Phenotypic testing measures the concentration of a drug required to inhibit viral replication in a test tube by an amount such as 50% or 95%. The defined amount is called IC (inhibitory concentration) 50 or IC95. Interestingly, this is the method used by researchers to determine whether a drug might be effective against HIV before using it in human clinical trials.

Unlike genotypic tests, phenotypic resistance testing generally does not require a high viral load. Like genotypic testing, however, it is recommended that patients still be taking antiretroviral therapies at the time of the test.

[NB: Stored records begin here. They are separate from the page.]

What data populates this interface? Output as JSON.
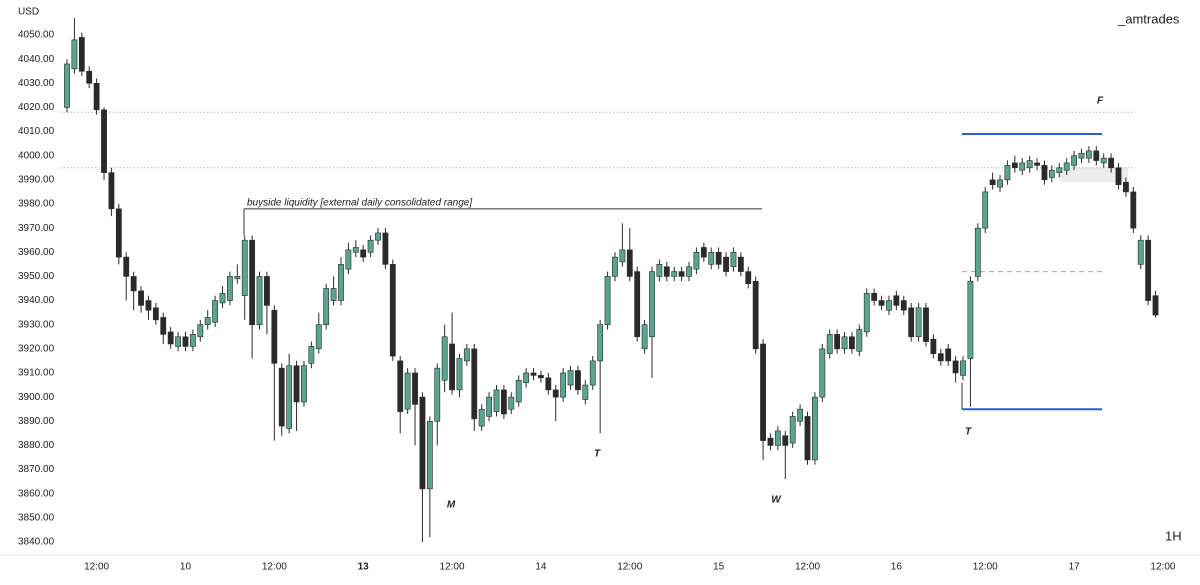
{
  "chart_data": {
    "type": "candlestick",
    "y_axis_label": "USD",
    "watermark": "_amtrades",
    "interval": "1H",
    "up_color": "#5aa590",
    "down_color": "#2a2a2a",
    "ylim": [
      3834.6,
      4064.5
    ],
    "yticks": [
      {
        "value": 3840,
        "label": "3840.00"
      },
      {
        "value": 3850,
        "label": "3850.00"
      },
      {
        "value": 3860,
        "label": "3860.00"
      },
      {
        "value": 3870,
        "label": "3870.00"
      },
      {
        "value": 3880,
        "label": "3880.00"
      },
      {
        "value": 3890,
        "label": "3890.00"
      },
      {
        "value": 3900,
        "label": "3900.00"
      },
      {
        "value": 3910,
        "label": "3910.00"
      },
      {
        "value": 3920,
        "label": "3920.00"
      },
      {
        "value": 3930,
        "label": "3930.00"
      },
      {
        "value": 3940,
        "label": "3940.00"
      },
      {
        "value": 3950,
        "label": "3950.00"
      },
      {
        "value": 3960,
        "label": "3960.00"
      },
      {
        "value": 3970,
        "label": "3970.00"
      },
      {
        "value": 3980,
        "label": "3980.00"
      },
      {
        "value": 3990,
        "label": "3990.00"
      },
      {
        "value": 4000,
        "label": "4000.00"
      },
      {
        "value": 4010,
        "label": "4010.00"
      },
      {
        "value": 4020,
        "label": "4020.00"
      },
      {
        "value": 4030,
        "label": "4030.00"
      },
      {
        "value": 4040,
        "label": "4040.00"
      },
      {
        "value": 4050,
        "label": "4050.00"
      }
    ],
    "categories": [
      null,
      null,
      null,
      null,
      "12:00",
      null,
      null,
      null,
      null,
      null,
      null,
      null,
      null,
      null,
      null,
      null,
      "10",
      null,
      null,
      null,
      null,
      null,
      null,
      null,
      null,
      null,
      null,
      null,
      "12:00",
      null,
      null,
      null,
      null,
      null,
      null,
      null,
      null,
      null,
      null,
      null,
      "13",
      null,
      null,
      null,
      null,
      null,
      null,
      null,
      null,
      null,
      null,
      null,
      "12:00",
      null,
      null,
      null,
      null,
      null,
      null,
      null,
      null,
      null,
      null,
      null,
      "14",
      null,
      null,
      null,
      null,
      null,
      null,
      null,
      null,
      null,
      null,
      null,
      "12:00",
      null,
      null,
      null,
      null,
      null,
      null,
      null,
      null,
      null,
      null,
      null,
      "15",
      null,
      null,
      null,
      null,
      null,
      null,
      null,
      null,
      null,
      null,
      null,
      "12:00",
      null,
      null,
      null,
      null,
      null,
      null,
      null,
      null,
      null,
      null,
      null,
      "16",
      null,
      null,
      null,
      null,
      null,
      null,
      null,
      null,
      null,
      null,
      null,
      "12:00",
      null,
      null,
      null,
      null,
      null,
      null,
      null,
      null,
      null,
      null,
      null,
      "17",
      null,
      null,
      null,
      null,
      null,
      null,
      null,
      null,
      null,
      null,
      null,
      "12:00"
    ],
    "open": [
      4020,
      4036,
      4049,
      4035,
      4030,
      4019,
      3993,
      3978,
      3958,
      3950,
      3944,
      3940,
      3937,
      3933,
      3927,
      3921,
      3925,
      3921,
      3925,
      3930,
      3931,
      3939,
      3940,
      3949,
      3942,
      3965,
      3930,
      3950,
      3936,
      3912,
      3887,
      3913,
      3898,
      3914,
      3920,
      3930,
      3940,
      3940,
      3953,
      3960,
      3961,
      3960,
      3965,
      3968,
      3955,
      3915,
      3895,
      3910,
      3900,
      3862,
      3890,
      3907,
      3922,
      3903,
      3915,
      3920,
      3888,
      3892,
      3894,
      3903,
      3895,
      3898,
      3906,
      3910,
      3909,
      3908,
      3903,
      3900,
      3905,
      3911,
      3899,
      3905,
      3915,
      3930,
      3950,
      3956,
      3961,
      3952,
      3920,
      3925,
      3950,
      3954,
      3950,
      3952,
      3950,
      3953,
      3962,
      3955,
      3960,
      3958,
      3954,
      3958,
      3952,
      3948,
      3922,
      3883,
      3880,
      3884,
      3881,
      3890,
      3892,
      3874,
      3900,
      3918,
      3926,
      3920,
      3925,
      3919,
      3927,
      3943,
      3940,
      3936,
      3942,
      3940,
      3937,
      3925,
      3937,
      3924,
      3918,
      3920,
      3915,
      3909,
      3916,
      3950,
      3970,
      3990,
      3987,
      3990,
      3997,
      3994,
      3995,
      3997,
      3996,
      3991,
      3993,
      3994,
      3996,
      3999,
      3999,
      4002,
      3997,
      3999,
      3995,
      3989,
      3985,
      3955,
      3965,
      3942,
      null
    ],
    "high": [
      4040,
      4057,
      4051,
      4037,
      4032,
      4020,
      3995,
      3980,
      3960,
      3952,
      3946,
      3942,
      3939,
      3935,
      3929,
      3927,
      3927,
      3928,
      3932,
      3936,
      3942,
      3946,
      3952,
      3955,
      3967,
      3967,
      3952,
      3952,
      3938,
      3914,
      3918,
      3915,
      3915,
      3923,
      3935,
      3947,
      3950,
      3958,
      3964,
      3965,
      3963,
      3967,
      3970,
      3970,
      3957,
      3917,
      3912,
      3912,
      3902,
      3892,
      3914,
      3930,
      3935,
      3918,
      3922,
      3922,
      3897,
      3902,
      3905,
      3905,
      3902,
      3909,
      3912,
      3912,
      3911,
      3910,
      3905,
      3912,
      3913,
      3913,
      3907,
      3917,
      3932,
      3952,
      3960,
      3972,
      3970,
      3954,
      3932,
      3954,
      3957,
      3956,
      3954,
      3954,
      3956,
      3962,
      3964,
      3962,
      3962,
      3960,
      3962,
      3960,
      3954,
      3950,
      3924,
      3885,
      3888,
      3886,
      3894,
      3897,
      3894,
      3902,
      3922,
      3928,
      3928,
      3927,
      3927,
      3930,
      3945,
      3945,
      3942,
      3942,
      3944,
      3942,
      3939,
      3939,
      3939,
      3926,
      3920,
      3922,
      3917,
      3917,
      3950,
      3972,
      3987,
      3993,
      3992,
      3998,
      4000,
      3999,
      4000,
      3999,
      3998,
      3996,
      3997,
      3999,
      4002,
      4003,
      4004,
      4004,
      4001,
      4001,
      3997,
      3991,
      3987,
      3967,
      3967,
      3944,
      null
    ],
    "low": [
      4018,
      4034,
      4033,
      4028,
      4017,
      3990,
      3975,
      3955,
      3940,
      3936,
      3935,
      3932,
      3930,
      3922,
      3920,
      3919,
      3919,
      3919,
      3923,
      3928,
      3929,
      3937,
      3938,
      3947,
      3932,
      3916,
      3928,
      3926,
      3882,
      3884,
      3885,
      3886,
      3896,
      3912,
      3918,
      3928,
      3938,
      3938,
      3951,
      3958,
      3956,
      3958,
      3963,
      3953,
      3915,
      3885,
      3893,
      3880,
      3840,
      3842,
      3880,
      3902,
      3901,
      3900,
      3913,
      3886,
      3886,
      3890,
      3892,
      3891,
      3893,
      3896,
      3904,
      3907,
      3906,
      3901,
      3890,
      3898,
      3903,
      3901,
      3897,
      3903,
      3885,
      3928,
      3948,
      3954,
      3948,
      3923,
      3918,
      3908,
      3948,
      3948,
      3948,
      3948,
      3948,
      3951,
      3956,
      3953,
      3953,
      3950,
      3952,
      3950,
      3945,
      3918,
      3874,
      3878,
      3878,
      3866,
      3879,
      3888,
      3872,
      3872,
      3898,
      3916,
      3918,
      3918,
      3918,
      3917,
      3925,
      3938,
      3936,
      3934,
      3936,
      3934,
      3923,
      3923,
      3921,
      3916,
      3913,
      3913,
      3906,
      3907,
      3896,
      3948,
      3968,
      3986,
      3985,
      3988,
      3993,
      3992,
      3993,
      3994,
      3988,
      3989,
      3991,
      3992,
      3994,
      3997,
      3997,
      3996,
      3995,
      3993,
      3986,
      3983,
      3968,
      3953,
      3938,
      3933,
      null
    ],
    "close": [
      4038,
      4048,
      4035,
      4030,
      4019,
      3993,
      3978,
      3958,
      3950,
      3944,
      3938,
      3936,
      3932,
      3926,
      3922,
      3925,
      3921,
      3926,
      3930,
      3933,
      3940,
      3943,
      3950,
      3950,
      3965,
      3930,
      3950,
      3938,
      3914,
      3888,
      3913,
      3898,
      3913,
      3921,
      3930,
      3945,
      3945,
      3955,
      3961,
      3962,
      3958,
      3965,
      3968,
      3955,
      3917,
      3894,
      3910,
      3897,
      3862,
      3890,
      3912,
      3925,
      3903,
      3916,
      3920,
      3891,
      3895,
      3900,
      3903,
      3893,
      3900,
      3907,
      3910,
      3909,
      3908,
      3903,
      3900,
      3910,
      3911,
      3903,
      3905,
      3915,
      3930,
      3950,
      3958,
      3961,
      3950,
      3925,
      3930,
      3952,
      3955,
      3950,
      3952,
      3950,
      3954,
      3960,
      3958,
      3960,
      3955,
      3952,
      3960,
      3952,
      3947,
      3920,
      3882,
      3880,
      3886,
      3880,
      3892,
      3895,
      3874,
      3900,
      3920,
      3926,
      3920,
      3925,
      3920,
      3928,
      3943,
      3940,
      3938,
      3940,
      3938,
      3936,
      3925,
      3937,
      3923,
      3918,
      3915,
      3915,
      3910,
      3915,
      3948,
      3970,
      3985,
      3988,
      3990,
      3996,
      3995,
      3997,
      3998,
      3996,
      3990,
      3994,
      3995,
      3997,
      4000,
      4001,
      4002,
      3998,
      3999,
      3995,
      3988,
      3985,
      3970,
      3965,
      3940,
      3934,
      null
    ],
    "levels": [
      {
        "value": 4018,
        "style": "dotted",
        "color": "#bbbbbb"
      },
      {
        "value": 3995,
        "style": "dotted",
        "color": "#bbbbbb"
      },
      {
        "value": 3978,
        "style": "solid",
        "color": "#333333"
      },
      {
        "value": 4009,
        "style": "solid",
        "color": "#2f5cc7"
      },
      {
        "value": 3895,
        "style": "solid",
        "color": "#2f5cc7"
      },
      {
        "value": 3952,
        "style": "dashed",
        "color": "#aaaaaa"
      }
    ],
    "zone": [
      3989,
      3995
    ],
    "annotations": [
      {
        "text": "buyside liquidity [external daily consolidated range]",
        "color": "#222222"
      },
      {
        "text": "F",
        "color": "#8b1c2c"
      },
      {
        "text": "T",
        "color": "#3a8a5a"
      },
      {
        "text": "T",
        "color": "#999999"
      },
      {
        "text": "M",
        "color": "#999999"
      },
      {
        "text": "W",
        "color": "#999999"
      }
    ]
  }
}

Advantages of phenotypic testing are that:

• results are easier to interpret.

Disadvantages of phenotypic testing are that it is:

• relatively difficult to obtain;
• extremely labor intensive and can take several weeks to perform; and
• very expensive ($800 and up per test).

Why are These Tests Useful?

Genotypic testing can be useful in devising salvage therapy regimens, as it helps physicians rule out drugs that will not be beneficial to treatment-experienced patients. At the 6th Conference on Retroviruses and Opportunistic Infections (February, 1999, in Chicago, Illinois), J.D. Baxter and colleagues presented data showing that after 8 weeks of salvage therapy, 50% of individuals whose physicians used genotypic test results when determining a salvage regimen had an undetectable viral load. Only 23% of individuals whose physicians did not have access to genotypic testing had an undetectable viral load.

Results from another study, presented at the 4th International Congress on Drug Therapy in HIV Infection (November, 1998 in Glasgow, Scotland), showed that people who made treatment changes based on the results of genotypic testing were almost twice as likely to have undetectable viral loads than people who made treatment changes based on viral load only (30% vs. 17%, respectively). According to the team of researchers conducting the study, the results suggest that drug resistance testing was of significant help in determining which drugs should be used in a salvage regimen to yield more effective results. The results are from a relatively small, short-term study; more information is needed from additional clinical trials.

Another important use of resistance testing is in devising initial treatment regimens. There are individuals who are initially infected with treatment-resistant strains of HIV. If resistance testing is performed, medications to which the individual is already resistant can be eliminated from his or her initial treatment regimen.

Q&A

Q: Is there any beneficial resistance?

A: There is some evidence that resistance to 3TC may be beneficial, as it can result in fewer new mutations to the virus. For an unknown reason, resistance to 3TC seems to result in a more "faithful" virus, i.e., a virus that copies itself with fewer mistakes. The field of viral resistance is constantly changing, and observations such as this one are not backed by concrete explanations.

Q: Are there any independent benefits of protease inhibitors?

A: In people whose viral loads rebound, resistance to protease inhibitors may not always be the cause of the rebound. The predominant strain of virus may not exhibit mutations associated with protease inhibitor resistance, and sometimes it may be best to continue the current protease inhibitor and switch other drugs.

Q: Can genotypic/phenotypic tests be run on frozen blood samples?

A: Yes, as long as they are stored properly, it should be possible.